Postcards From the Edge

11.16.2011

ART & DESIGN

Vintage Postcards from Vanity Fair is the latest project put forth by VF Editor-In-Chief Graydon Carter, a selection of 100 postcards from the 1920s and 1930s. The project highlights a time when the publication discovered and showcased the works of everyone from Gertrude Stein to P. G. Wodehouse to Cecil Beaton and published pieces from Picasso and Matisse before any other mainstream publication “dared to.” Here, Life+Times picks the brain of Mr. Carter and investigates the importance of the ’20s and ’30s to the success of Vanity Fair.

Life+Times: What is it about Vanity Fair in the 1920s and 1930s that you wanted to highlight?
Graydon Carter
: Vanity Fair is both a chronicle and an artifact of the Jazz Age and the period leading up to World War II. Its covers were works of art in their own right. Inside, the magazine showcased work by Matisse and Picasso before any other publication dared to and its pages featured writing by E.E. Cummings and Dorothy Parker, among other voices that defined a world on the brink of modernity.

L+T: What was the biggest challenge you faced while making the final edit?
GC
: The incredible embarrassment of riches! There was so much history being made in those decades—a nation just emerging from the greatest war the world had ever known, an economy in the throes of a catastrophic decline, prohibition, and a great flowering in the arts. Choosing what to leave in and what to leave out was a daunting task.

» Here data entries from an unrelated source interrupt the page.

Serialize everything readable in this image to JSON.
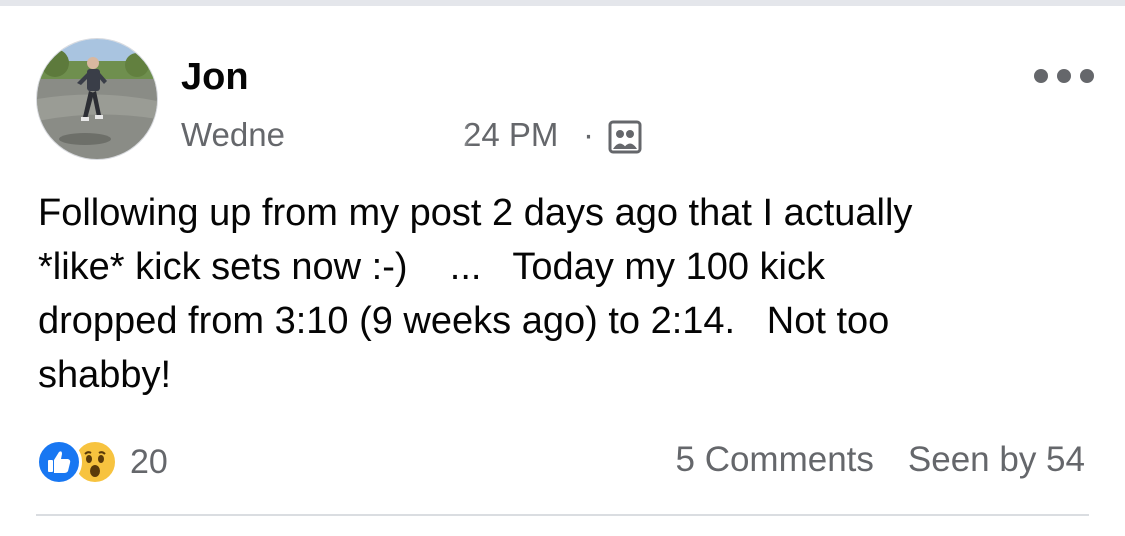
{
  "post": {
    "author_name": "Jon",
    "timestamp_start": "Wedne",
    "timestamp_end": "24 PM",
    "separator": "·",
    "audience_icon": "friends-group-icon",
    "text": "Following up from my post 2 days ago that I actually\n*like* kick sets now :-)    ...   Today my 100 kick\ndropped from 3:10 (9 weeks ago) to 2:14.   Not too\nshabby!",
    "reactions": {
      "icons": [
        "like-icon",
        "wow-icon"
      ],
      "count": "20"
    },
    "comments_label": "5 Comments",
    "seen_label": "Seen by 54"
  },
  "colors": {
    "like_blue": "#1877f2",
    "wow_yellow": "#f7c33f",
    "secondary_text": "#65676b"
  }
}
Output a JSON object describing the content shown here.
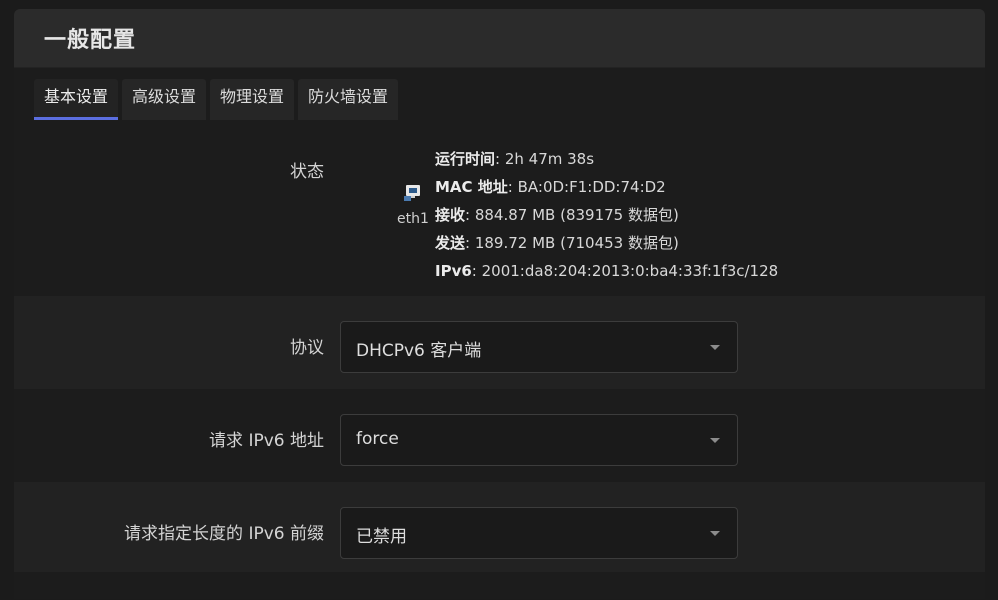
{
  "panel": {
    "title": "一般配置"
  },
  "tabs": [
    {
      "label": "基本设置",
      "active": true
    },
    {
      "label": "高级设置",
      "active": false
    },
    {
      "label": "物理设置",
      "active": false
    },
    {
      "label": "防火墙设置",
      "active": false
    }
  ],
  "status": {
    "label": "状态",
    "interface": {
      "name": "eth1",
      "icon": "network-port-icon"
    },
    "lines": [
      {
        "key": "运行时间",
        "value": "2h 47m 38s"
      },
      {
        "key": "MAC 地址",
        "value": "BA:0D:F1:DD:74:D2"
      },
      {
        "key": "接收",
        "value": "884.87 MB (839175 数据包)"
      },
      {
        "key": "发送",
        "value": "189.72 MB (710453 数据包)"
      },
      {
        "key": "IPv6",
        "value": "2001:da8:204:2013:0:ba4:33f:1f3c/128"
      }
    ]
  },
  "fields": {
    "protocol": {
      "label": "协议",
      "value": "DHCPv6 客户端"
    },
    "request_ipv6": {
      "label": "请求 IPv6 地址",
      "value": "force"
    },
    "prefix_length": {
      "label": "请求指定长度的 IPv6 前缀",
      "value": "已禁用"
    }
  },
  "colors": {
    "accent": "#5b6ee0",
    "header_bg": "#2b2b2b",
    "page_bg": "#1b1b1b"
  }
}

L+T: What inspired the Postcard Project?
GC
: These days, the act of composing a handwritten note is a stylish act that gives a nod to the past and here we were sitting on a treasure trove of great art calling out for a new life and audience. We figured why not give people something to write on that captures some of the glamour of a bygone era? Plus, we all loved Postcards from Penguin, the boxed set of Penguin book cover postcards that the publisher had previously released.